Consume Less Sugar
Not so fun fact: The average American consumes about 2.5 pounds of sugar per week. Yikes! When sugar reacts with amino acids, both in the food we eat and in our bodies, a group of compounds called advanced glycation end products (AGEs) are formed. The formation of AGEs is a major contributor to chronic diseases, inflammation, and aging. Sugar also increases insulin and leptin levels, which, in turn, leads to unwanted fat storage and weight gain. Decrease your sugar intake to increase your health and longevity!
Eat Beans and Legumes
Most all beans and legumes are full of antioxidants, fiber, and protein. Some of the most nutritious beans and legumes include chickpeas, lentils, black beans, and pinto beans. Along with being superfoods, beans have anti-aging properties. The antioxidants found in beans help protect organs and tissues by removing damaging oxidizing agents in the body. The powerful anti-aging effects of beans are seen in the world’s Blue Zones. Blue Zones are regions throughout the world where people live healthier and longer lives. People living in Blue Zones consume four times the amount of beans and legumes than the average American!
Eat More Fruits and Vegetables
You’ve probably heard this tip before, but it’s very true! Most fruits and vegetables are packed with anti-inflammatory and anti-aging properties. To name a few, red bell peppers, blueberries, and broccoli are packed with antioxidants and vitamin C. Vitamin C aids in the production of collagen, and antioxidants, which give these fruits and veggies their colors, protect the skin from sun damage and pollution.
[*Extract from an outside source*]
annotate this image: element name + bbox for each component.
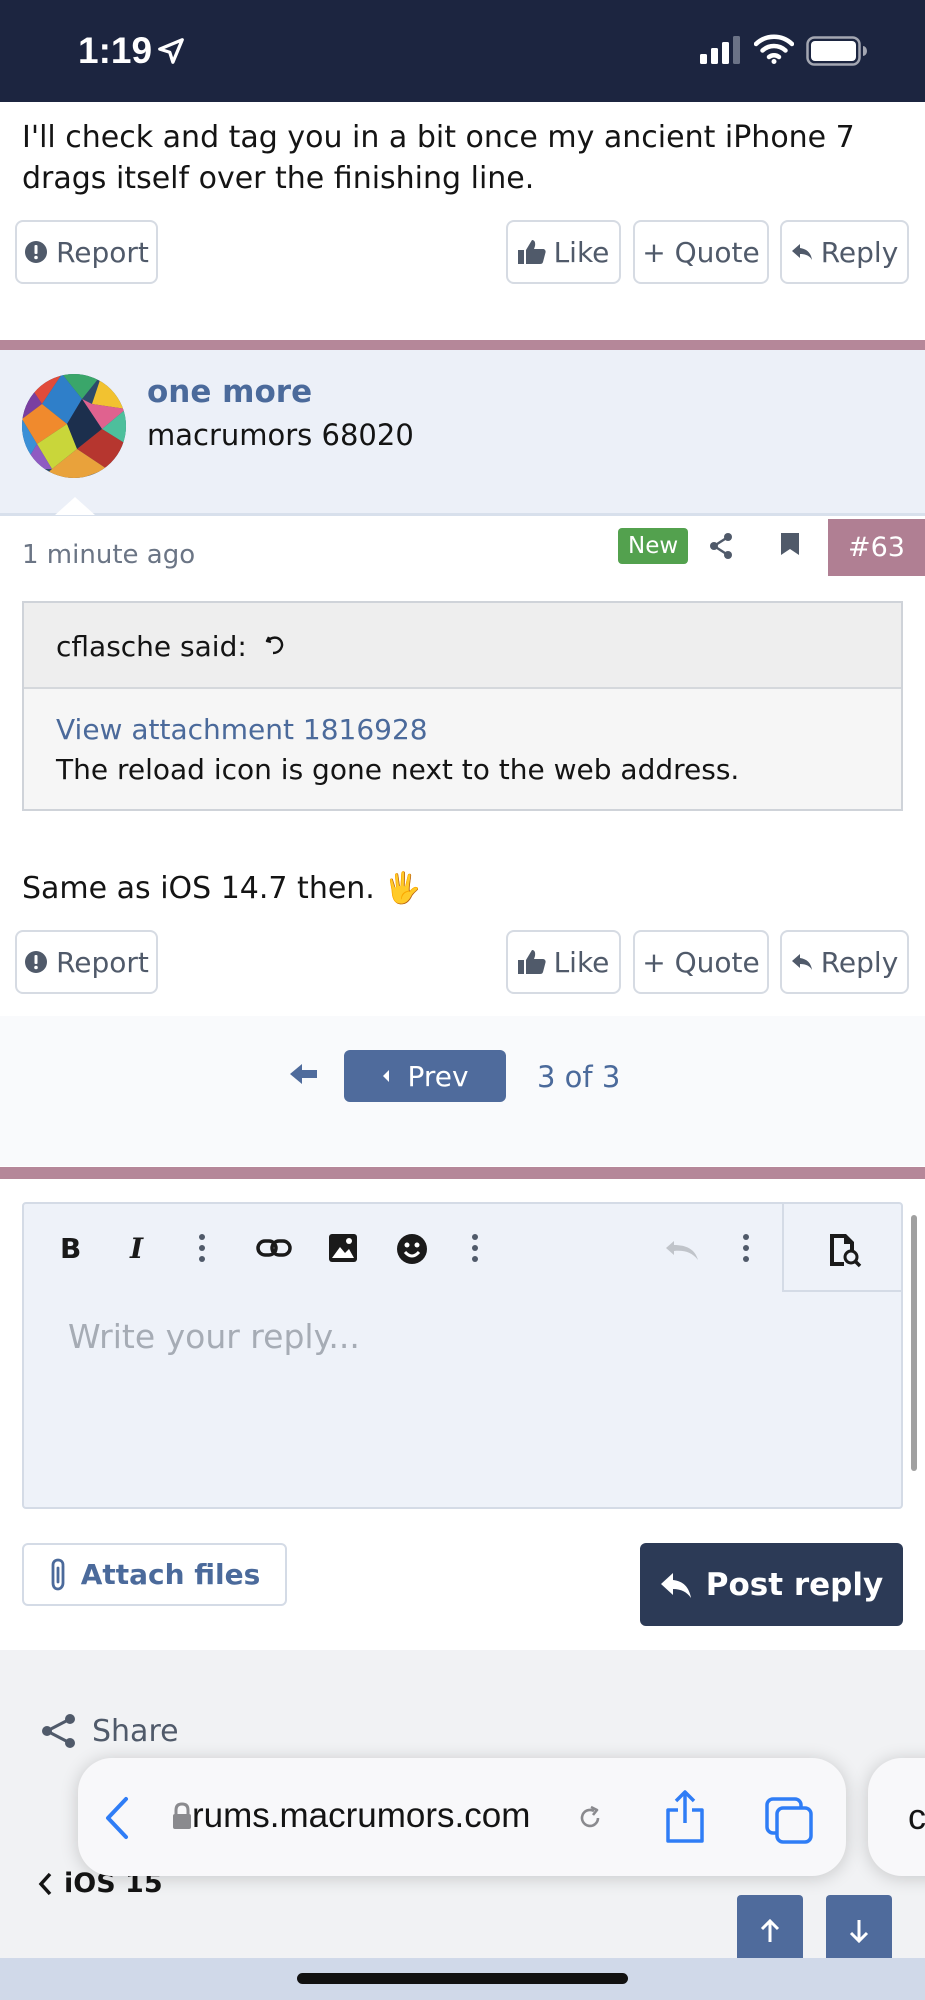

High fiber intake contributes to successful aging. The Westmead Institute for Medical Research evaluated a study that explored the relationship between carbohydrate nutrition and healthy aging. The study was conducted on 1,600 individuals who were ages 50 and older, and the factors evaluated included carbohydrate intake, fiber intake, glycemic index, glycemic load, and sugar intake. Out of everything evaluated, individuals with the highest fiber intake were the healthiest. Adults who consume at least 30 grams of fiber per day lessen their risks of developing hypertension, diabetes, dementia, and much more.
Maintain a Normal Weight
Maintaining a healthy weight is essential for healthy aging. According to the American Medical Association, more than one-third of the United States’ adult population is obese. Obesity, having BMI over 30, increases the chances of developing high blood pressure, type 2 diabetes, heart disease, arthritis, and other chronic conditions. Losing even small amounts of excess weight can have a positive impact on overall health. Staying at a healthy weight increases energy, contributes to better sleep, and extends lifespan.
Get More Sleep
Getting an adequate amount of sleep each night is probably the closest thing to the fountain of youth! Sleep is important because the body repairs itself while we’re asleep. Prolonged periods of sleep deprivation can lead to weight gain, and also increase the risk of heart attack, stroke, and a shorter life expectancy. So, how much sleep should the average adult get? A 2002 study by the Scripps Clinic Sleep Center concluded that people who sleep six and a half to seven and a half hours per night live the longest, and those who get more or less sleep don’t live as long. This study slightly contradicts the general recommendation of seven to nine hours, but proves that sleep contributes to longevity. To ensure you’re getting a quality night’s sleep, check out some helpful tips from the National Sleep Foundation.
Long-term health is greatly impacted by our relationships with one another. In fact, satisfying relationships with family and friends are just as powerful as eating a healthy diet and getting enough sleep. Research has shown that active social lives contribute to living longer, better physical health, better mental health, and lessening the risk of dementia. According to the American College of Cardiology, people who are happily married have lower rates of cardiovascular disease compared to those who are single, divorced, or widowed. While our social lives are important, it’s also important to remember that the behaviors of others can be “contagious.” If we surround ourselves with negative people who have unhealthy habits, chances are, those unhealthy habits will eventually “infect” us. Spend time with people who encourage you to be a better you!
Regular Health Screenings
Keeping up with preventative care can help find problems before they start. We usually go to the doctor when we’re sick, but it’s important to go to the doctor even if we aren’t sick. If early signs of a disease are present, preventative care will catch them early. Treatment options for chronic conditions are better if symptoms are spotted early on. Don’t forget that preventative care also includes visits to the dentist! Untreated gum disease increases the risk of stroke, diabetes, and heart disease. Be sure to keep up with brushing, flossing, and regular dentist visits.